Lycopodium clavatum or running club moss often has long stems that are covered with short leaves, and they “run” over the ground before making erect branches that bear cones on stalks. (Courtesy Photo / Bob Armstrong)

Lycopodium clavatum or running club moss often has long stems that are covered with short leaves, and they “run” over the ground before making erect branches that bear cones on stalks. (Courtesy Photo / Bob Armstrong)

Club mosses and the evolution of land plants

The roots go back a while.

By Mary F. Willson

For the Juneau Empire

On a recent walk near Echo Cove, I noticed a lovely patch of a club moss sporting dozens of erect spore-bearing “cones.” We have several types of club moss here, but the only one I recognize (so far) is Lycopodium clavatum or running club moss. It often has long stems that are covered with short leaves, and they “run” over the ground before making erect branches that bear cones on stalks. Despite their common name, club mosses are not mosses at all; they are on a different branch of the evolutionary tree.

I knew that they originated a long time ago, although they were not the first plants to live on land. But seeing this modern specimen made me think about the evolution of early land plants and the problems that attend a change from an aquatic to a terrestrial environment.

The first land plants belonged to a group of green algae (called Charophyta), some of which became terrestrial perhaps 500 million years ago. It is not clear why they did so, although some researchers suggest that land-living allowed escape from various alga-eaters in the water. But land-living meant that these early colonists risked desiccation: both the plant and its spores had to be protected from drying. This could be done in two basic ways: avoid the problem by growing and producing spores only in wet conditions, or develop water-impervious layers around the plant and its spores. Furthermore, although they were already able to photosynthesize carbohydrates (from carbon dioxide and water), now they had to get the necessary carbon dioxide in a gaseous form, from air. Most of the early land plants were very thin, often only one cell thick, so gases could readily diffuse in and out.

The first non-algal land plants were liverworts and mosses, appearing roughly 450 million years ago. These plants grow close to the ground or other surface, seldom extending upward more than a few centimeters.
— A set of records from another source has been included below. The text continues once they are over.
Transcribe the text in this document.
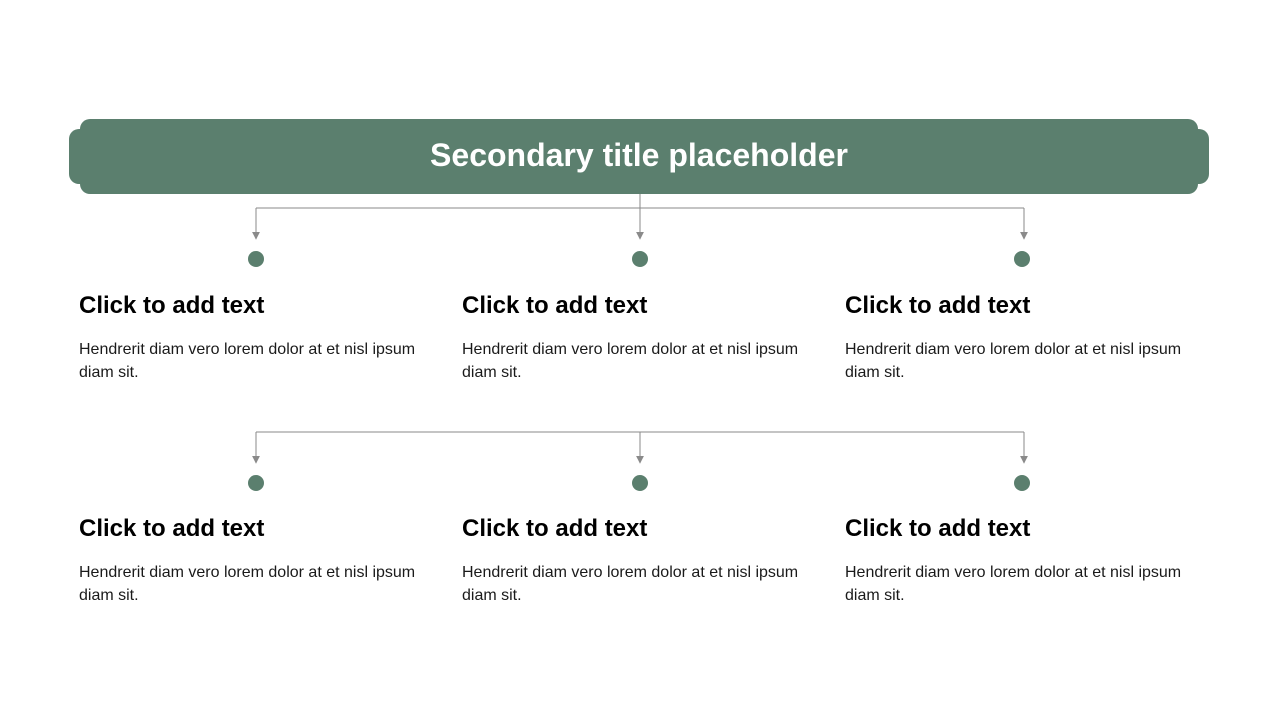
Secondary title placeholder
Click to add text
Hendrerit diam vero lorem dolor at et nisl ipsum diam sit.
Click to add text
Hendrerit diam vero lorem dolor at et nisl ipsum diam sit.
Click to add text
Hendrerit diam vero lorem dolor at et nisl ipsum diam sit.
Click to add text
Hendrerit diam vero lorem dolor at et nisl ipsum diam sit.
Click to add text
Hendrerit diam vero lorem dolor at et nisl ipsum diam sit.
Click to add text
Hendrerit diam vero lorem dolor at et nisl ipsum diam sit.
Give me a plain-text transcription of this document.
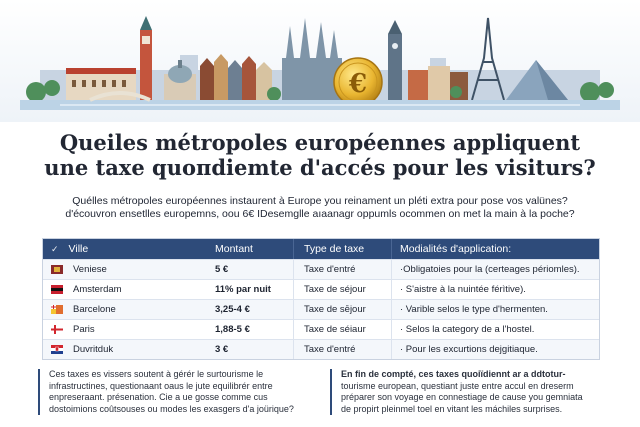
€
Queiles métropoles européennes appliquent
une taxe quoпdiemte d'accés pour les visiturs?
Quélles métropoles européennes instaurent à Europe you reinament un pléti extra pour pose vos valünes?
d'écouvron ensetlles europemns, oou 6€ IDesemglle aıaanagr oppumls ocommen on met la main à la poche?
✓ Ville	Montant	Type de taxe	Modialités d'application:
Veniese	5 €	Taxe d'entré	·Obligatoies pour la (certeages périomles).
Amsterdam	11% par nuit	Taxe de séjour	· S'aistre à la nuintée férìtive).
Barcelone	3,25-4 €	Taxe de sējour	· Varible selos le type d'hermenten.
Paris	1,88-5 €	Taxe de séiaur	· Selos la category de a l'hostel.
Duvritduk	3 €	Taxe d'entré	· Pour les excurtions dejgitiaque.
Ces taxes es vissers soutent à gérér le surtourisme le
infrastructines, questionaant oaus le jute equilibrér entre
enpreseraant. présenation. Cie a ue gosse comme cus
dostoimions coûtsouses ou modes les exasgers d'a joürique?
En fin de compté, ces taxes quoiïdiennt ar a ddtotur-
tourisme european, questiant juste entre accul en dreserm
préparer son voyage en connestiage de cause you gemniata
de propirt pleinmel toel en vitant les máchiles surprises.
Although they live on land, they need at least a film of water for reproduction: sperm have to swim to reach eggs to fertilize. They occupy two branches of the evolutionary tree that are adjacent to each other but totally separate from the branch that leads to all other living land plants.

[Wild Shots: See photos of Mother Nature in Alaska]

Around 430 million years ago, there was a new development that changed everything. It is not well understood how it happened, but some presumably moss-like land plants developed vascular tissues that conducted fluids from one part of the plant to another, so they were no longer dependent on diffusion. That made a big difference! Thus were born xylem, for conducting water mainly upward, and phloem, for conducting carbohydrates from the green leaves to the rest of the plant. This made possible the development of root systems that both anchored the plants in the ground and allowed the uptake of water from the soil. It also made possible the vertical development of woody stems that raised the leaves well above the ground surface, reaching more light and air, and eventually developing large trees.

One of the first offshoots of the major lineage called vascular plants, which now could exploit both the soil and the aerial space above ground, was a cluster of minor lineages that included the club mosses and quillworts. Among the fossils of the early forms of club moss was a tree that sometimes grew to be 100 feet tall. Unlike the trees we are familiar with, the trunk of these tall club mosses was not stiffened mainly by wood but mostly by its bark. Some researchers suggest that these trees grew for a number of years but died after reproducing once. They were once widespread on different continents but faded away by about 300 million years ago. That left the un-treelike forms to continue and they are with us yet.

Still to come were the ferns (there were now-extinct types that made seeds) and other familiar modern plants. These invented seeds by covering embryos with maternal tissue. The added tissue provided more protection from drying and often developed structures adapted for dispersal on land. In most cases, the enclosed embryo was also endowed with a packet of nutrition for seedling growth. They developed pollen grains to carry sperm cells through the air so they were not dependent on water for reproduction. Eventually, the developmental pattern of some leaves changed, producing flowers for attracting pollinators.

The world changed entirely with the arrival of an array of vascular plants with seeds and pollen. Now, there were grasslands and forests providing habitat as well as more food and more ways to get it for more kinds of animals, which embarked on their own various evolutionary trajectories.

Mary F. Willson is a retired professor of ecology. “On The Trails” is a weekly column that appears in the Juneau Empire every Wednesday.